Hamilton and Adams

HAMILTON was, indeed, a singular character. Of acute understanding, disinterested, honest, and honorable in all private transactions, amiable in society, and duly valuing virtue in private life, yet so bewitched and perverted by the British example, as to be under thorough conviction that corruption was essential to the government of a nation. Mr. Adams had originally been a republican. The glare of royalty and nobility, during his mission to England, had made him believe their fascination a necessary ingredient in government; and Shay’s rebellion, not sufficiently understood where he then was, seemed to prove that the absence of want and oppression, was not a sufficient guarantee of order. His book on the American constitutions having made known his political bias, he was taken up by the monarchical federalists in his absence, and on his return to the United States, he was by them made to believe that the general disposition of our citizens was favorable to monarchy. He here wrote his Davila, as a supplement to a former work, and his election to the Presidency confirmed him in his errors. Innumerable addresses too, artfully and industriously poured in upon him, deceived him into a confidence that he was on the pinnacle of popularity, when the gulf was yawning at his feet, which was to swallow up him and his deceivers.
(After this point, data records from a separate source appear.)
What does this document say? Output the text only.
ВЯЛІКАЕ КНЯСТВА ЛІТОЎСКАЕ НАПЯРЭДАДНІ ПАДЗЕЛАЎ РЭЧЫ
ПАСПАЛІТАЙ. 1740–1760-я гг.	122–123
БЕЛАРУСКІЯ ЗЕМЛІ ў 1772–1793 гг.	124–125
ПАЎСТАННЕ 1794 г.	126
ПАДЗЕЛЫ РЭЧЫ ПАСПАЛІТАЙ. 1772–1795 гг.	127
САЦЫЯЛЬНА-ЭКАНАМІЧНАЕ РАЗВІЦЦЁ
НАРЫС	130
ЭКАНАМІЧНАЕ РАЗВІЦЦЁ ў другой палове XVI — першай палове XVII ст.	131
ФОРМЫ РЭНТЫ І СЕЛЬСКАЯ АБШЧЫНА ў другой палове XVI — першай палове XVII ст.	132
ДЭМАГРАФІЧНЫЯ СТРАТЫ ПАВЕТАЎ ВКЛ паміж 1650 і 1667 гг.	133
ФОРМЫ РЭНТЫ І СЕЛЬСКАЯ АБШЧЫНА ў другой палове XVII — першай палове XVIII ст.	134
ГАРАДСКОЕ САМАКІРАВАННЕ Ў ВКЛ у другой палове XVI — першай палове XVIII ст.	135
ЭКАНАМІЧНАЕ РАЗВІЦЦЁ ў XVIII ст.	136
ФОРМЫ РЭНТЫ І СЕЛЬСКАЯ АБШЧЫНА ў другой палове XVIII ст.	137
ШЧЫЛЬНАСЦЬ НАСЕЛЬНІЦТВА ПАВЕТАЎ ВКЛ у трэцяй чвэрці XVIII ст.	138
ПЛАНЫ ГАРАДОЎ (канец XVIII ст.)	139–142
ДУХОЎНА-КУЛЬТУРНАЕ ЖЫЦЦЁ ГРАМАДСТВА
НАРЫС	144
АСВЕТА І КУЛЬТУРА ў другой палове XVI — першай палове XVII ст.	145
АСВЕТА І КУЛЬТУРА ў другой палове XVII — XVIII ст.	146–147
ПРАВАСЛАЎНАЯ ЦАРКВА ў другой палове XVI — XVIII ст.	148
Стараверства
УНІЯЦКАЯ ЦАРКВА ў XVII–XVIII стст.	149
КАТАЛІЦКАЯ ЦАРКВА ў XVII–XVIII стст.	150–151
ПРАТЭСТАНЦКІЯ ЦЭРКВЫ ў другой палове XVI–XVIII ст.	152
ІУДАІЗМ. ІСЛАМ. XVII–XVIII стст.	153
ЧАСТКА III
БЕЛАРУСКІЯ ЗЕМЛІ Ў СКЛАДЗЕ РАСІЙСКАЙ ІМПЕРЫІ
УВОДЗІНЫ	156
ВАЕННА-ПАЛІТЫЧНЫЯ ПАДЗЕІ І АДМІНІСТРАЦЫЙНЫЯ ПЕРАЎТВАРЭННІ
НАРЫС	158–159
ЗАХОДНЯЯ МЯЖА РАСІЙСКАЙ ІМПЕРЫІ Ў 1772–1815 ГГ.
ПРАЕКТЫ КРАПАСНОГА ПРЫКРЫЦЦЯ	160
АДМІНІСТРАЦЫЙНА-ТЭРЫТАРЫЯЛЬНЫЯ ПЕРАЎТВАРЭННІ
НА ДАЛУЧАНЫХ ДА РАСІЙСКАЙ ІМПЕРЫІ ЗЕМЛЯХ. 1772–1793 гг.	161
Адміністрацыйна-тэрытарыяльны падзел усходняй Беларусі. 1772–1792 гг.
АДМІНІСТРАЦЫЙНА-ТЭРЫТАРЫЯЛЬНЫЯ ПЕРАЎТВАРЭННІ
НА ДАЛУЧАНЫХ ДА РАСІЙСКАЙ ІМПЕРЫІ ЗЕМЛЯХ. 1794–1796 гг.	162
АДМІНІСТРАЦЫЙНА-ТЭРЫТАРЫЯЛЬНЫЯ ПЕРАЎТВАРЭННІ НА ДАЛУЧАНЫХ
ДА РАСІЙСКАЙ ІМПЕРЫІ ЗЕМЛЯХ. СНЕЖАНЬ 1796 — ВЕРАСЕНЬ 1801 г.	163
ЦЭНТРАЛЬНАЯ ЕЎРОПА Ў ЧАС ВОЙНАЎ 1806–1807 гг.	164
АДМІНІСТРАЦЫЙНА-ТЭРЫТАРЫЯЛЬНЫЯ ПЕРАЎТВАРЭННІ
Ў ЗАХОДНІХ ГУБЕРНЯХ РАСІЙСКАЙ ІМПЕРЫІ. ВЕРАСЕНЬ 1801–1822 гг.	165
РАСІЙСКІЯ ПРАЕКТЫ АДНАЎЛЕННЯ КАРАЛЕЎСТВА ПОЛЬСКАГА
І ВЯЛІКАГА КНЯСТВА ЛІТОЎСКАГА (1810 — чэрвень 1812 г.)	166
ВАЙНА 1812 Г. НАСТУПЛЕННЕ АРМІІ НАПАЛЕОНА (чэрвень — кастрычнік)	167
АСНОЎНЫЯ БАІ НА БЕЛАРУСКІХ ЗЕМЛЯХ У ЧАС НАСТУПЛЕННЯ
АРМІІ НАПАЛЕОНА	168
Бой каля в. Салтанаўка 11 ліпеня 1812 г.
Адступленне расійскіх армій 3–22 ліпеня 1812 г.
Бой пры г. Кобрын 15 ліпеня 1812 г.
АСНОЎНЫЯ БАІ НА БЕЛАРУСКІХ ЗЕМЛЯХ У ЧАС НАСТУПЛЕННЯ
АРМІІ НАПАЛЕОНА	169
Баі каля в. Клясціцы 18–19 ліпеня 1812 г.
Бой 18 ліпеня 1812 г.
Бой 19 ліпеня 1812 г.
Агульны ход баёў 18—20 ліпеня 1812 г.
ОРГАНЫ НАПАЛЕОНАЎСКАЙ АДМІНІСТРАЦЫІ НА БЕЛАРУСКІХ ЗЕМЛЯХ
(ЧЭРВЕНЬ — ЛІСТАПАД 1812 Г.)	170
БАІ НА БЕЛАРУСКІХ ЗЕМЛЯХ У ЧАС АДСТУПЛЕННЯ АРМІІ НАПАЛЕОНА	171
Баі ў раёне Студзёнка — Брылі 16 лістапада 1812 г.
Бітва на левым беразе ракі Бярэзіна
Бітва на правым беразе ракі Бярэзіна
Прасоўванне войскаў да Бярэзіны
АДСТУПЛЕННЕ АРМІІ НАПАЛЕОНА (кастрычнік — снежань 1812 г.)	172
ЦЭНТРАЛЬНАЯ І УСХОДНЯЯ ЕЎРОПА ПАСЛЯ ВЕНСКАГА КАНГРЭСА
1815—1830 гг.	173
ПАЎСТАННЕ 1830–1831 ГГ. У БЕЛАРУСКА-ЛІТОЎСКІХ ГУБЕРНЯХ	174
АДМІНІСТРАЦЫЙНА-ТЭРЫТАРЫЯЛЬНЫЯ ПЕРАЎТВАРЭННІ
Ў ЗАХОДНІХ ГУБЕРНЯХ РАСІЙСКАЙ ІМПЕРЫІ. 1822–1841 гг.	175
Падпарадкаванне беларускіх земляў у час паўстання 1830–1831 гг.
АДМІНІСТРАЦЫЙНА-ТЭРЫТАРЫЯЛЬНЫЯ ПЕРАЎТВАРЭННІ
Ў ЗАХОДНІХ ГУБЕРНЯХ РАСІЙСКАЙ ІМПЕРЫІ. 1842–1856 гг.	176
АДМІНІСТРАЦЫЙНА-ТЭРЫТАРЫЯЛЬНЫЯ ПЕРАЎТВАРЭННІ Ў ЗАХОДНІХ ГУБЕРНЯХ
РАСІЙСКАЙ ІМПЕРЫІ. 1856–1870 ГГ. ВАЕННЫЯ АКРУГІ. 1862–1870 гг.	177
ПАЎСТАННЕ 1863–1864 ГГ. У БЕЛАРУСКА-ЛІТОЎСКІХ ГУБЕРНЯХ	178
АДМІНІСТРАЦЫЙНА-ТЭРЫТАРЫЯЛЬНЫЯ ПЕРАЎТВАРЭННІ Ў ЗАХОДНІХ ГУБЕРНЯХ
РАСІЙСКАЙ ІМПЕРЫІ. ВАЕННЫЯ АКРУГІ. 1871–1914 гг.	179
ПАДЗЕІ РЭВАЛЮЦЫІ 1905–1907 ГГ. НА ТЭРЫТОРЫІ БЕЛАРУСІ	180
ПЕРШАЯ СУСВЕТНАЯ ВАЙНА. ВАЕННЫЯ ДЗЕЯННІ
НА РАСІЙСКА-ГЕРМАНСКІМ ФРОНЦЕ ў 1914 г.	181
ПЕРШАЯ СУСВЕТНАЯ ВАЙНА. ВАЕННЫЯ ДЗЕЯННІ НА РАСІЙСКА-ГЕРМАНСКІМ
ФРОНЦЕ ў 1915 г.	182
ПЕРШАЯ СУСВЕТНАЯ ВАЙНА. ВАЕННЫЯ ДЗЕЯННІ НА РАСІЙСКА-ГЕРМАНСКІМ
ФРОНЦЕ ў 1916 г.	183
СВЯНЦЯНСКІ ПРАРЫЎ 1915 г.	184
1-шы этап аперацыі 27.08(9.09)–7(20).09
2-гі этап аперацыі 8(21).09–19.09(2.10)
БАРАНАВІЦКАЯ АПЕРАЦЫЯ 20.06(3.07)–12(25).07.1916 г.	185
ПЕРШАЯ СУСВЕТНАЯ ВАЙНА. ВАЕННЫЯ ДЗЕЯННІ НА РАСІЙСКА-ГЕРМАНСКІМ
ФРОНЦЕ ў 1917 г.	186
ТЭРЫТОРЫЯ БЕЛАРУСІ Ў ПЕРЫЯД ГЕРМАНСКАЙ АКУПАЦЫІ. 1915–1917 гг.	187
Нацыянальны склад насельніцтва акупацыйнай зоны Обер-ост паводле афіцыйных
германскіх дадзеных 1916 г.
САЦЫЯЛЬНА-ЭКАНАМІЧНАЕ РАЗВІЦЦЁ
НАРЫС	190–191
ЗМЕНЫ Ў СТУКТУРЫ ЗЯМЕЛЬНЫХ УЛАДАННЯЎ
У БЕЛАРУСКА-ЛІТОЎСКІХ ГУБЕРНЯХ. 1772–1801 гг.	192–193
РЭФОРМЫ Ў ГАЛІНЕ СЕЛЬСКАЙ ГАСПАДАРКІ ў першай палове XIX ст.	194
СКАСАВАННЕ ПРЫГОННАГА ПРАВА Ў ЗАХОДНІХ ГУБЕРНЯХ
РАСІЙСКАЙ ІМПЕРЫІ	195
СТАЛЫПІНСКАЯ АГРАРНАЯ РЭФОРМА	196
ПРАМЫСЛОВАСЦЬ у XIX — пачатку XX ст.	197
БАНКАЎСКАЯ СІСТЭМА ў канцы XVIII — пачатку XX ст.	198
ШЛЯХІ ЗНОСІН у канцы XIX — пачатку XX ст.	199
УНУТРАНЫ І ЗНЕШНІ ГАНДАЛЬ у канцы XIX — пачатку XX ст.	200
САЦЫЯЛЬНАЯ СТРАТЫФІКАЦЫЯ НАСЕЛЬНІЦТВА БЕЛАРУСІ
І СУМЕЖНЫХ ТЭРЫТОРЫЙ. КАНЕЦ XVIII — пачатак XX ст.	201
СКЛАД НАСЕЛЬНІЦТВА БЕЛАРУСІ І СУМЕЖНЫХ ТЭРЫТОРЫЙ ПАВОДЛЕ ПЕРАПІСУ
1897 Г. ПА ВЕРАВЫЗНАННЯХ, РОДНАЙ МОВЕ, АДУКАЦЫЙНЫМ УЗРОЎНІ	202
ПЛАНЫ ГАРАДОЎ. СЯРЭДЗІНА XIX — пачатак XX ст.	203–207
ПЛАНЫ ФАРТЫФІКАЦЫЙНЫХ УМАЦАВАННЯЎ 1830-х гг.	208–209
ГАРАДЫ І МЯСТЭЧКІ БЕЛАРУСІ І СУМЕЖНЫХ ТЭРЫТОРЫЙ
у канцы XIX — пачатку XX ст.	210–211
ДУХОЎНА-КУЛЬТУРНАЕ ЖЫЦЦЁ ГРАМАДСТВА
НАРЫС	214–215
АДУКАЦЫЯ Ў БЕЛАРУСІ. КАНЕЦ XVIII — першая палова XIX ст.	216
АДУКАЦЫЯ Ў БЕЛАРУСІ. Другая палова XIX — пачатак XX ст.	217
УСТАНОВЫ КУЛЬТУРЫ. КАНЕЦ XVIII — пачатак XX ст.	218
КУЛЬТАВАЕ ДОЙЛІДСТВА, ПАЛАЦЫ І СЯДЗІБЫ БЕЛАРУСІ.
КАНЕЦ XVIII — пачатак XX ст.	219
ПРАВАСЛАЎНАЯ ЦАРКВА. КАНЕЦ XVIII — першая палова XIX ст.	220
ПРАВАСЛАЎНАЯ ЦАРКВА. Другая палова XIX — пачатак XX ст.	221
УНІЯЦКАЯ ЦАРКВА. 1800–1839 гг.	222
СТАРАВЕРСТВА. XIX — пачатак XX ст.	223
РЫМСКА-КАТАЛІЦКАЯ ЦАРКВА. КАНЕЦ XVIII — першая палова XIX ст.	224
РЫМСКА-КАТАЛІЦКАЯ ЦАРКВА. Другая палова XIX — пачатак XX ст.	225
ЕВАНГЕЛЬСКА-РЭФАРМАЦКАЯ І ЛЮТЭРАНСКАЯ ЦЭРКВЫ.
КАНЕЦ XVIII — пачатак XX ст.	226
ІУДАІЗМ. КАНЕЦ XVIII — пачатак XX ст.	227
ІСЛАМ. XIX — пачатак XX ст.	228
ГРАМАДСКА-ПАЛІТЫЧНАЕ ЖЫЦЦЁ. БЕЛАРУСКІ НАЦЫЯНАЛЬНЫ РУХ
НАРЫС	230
For when General Washington disinterested was withdrawn, these energumeni of royalism, kept in check hitherto by the dread of his honesty, his firmness, his patriotism, and the authority of his name, now mounted on the car of State and free from control, like Phaeton on that of the sun, drove headlong and wild, looking neither to right nor left, nor regarding anything but the objects they were driving at; until, displaying these fully, the eyes of the nation were opened, and a general disbandment of them from the public councils took place.

Mr. Adams, I am sure, has been long since convinced of the treacheries with which he was surrounded during his administration. He has since thoroughly seen that his constituents were devoted to republican government, and whether his judgment is re-settled on its ancient basis, or not, he is conformed as a good citizen to the will of the majority, and would now, I am persuaded, maintain its republican structure with the zeal and fidelity belonging to his character. For even an enemy has said, " he is always an honest man, and often a great one." But in the fervor of the fury and follies of those who made him their stalking horse, no man who did not witness it can form an idea of their unbridled madness, and the terrorism with which they surrounded themselves.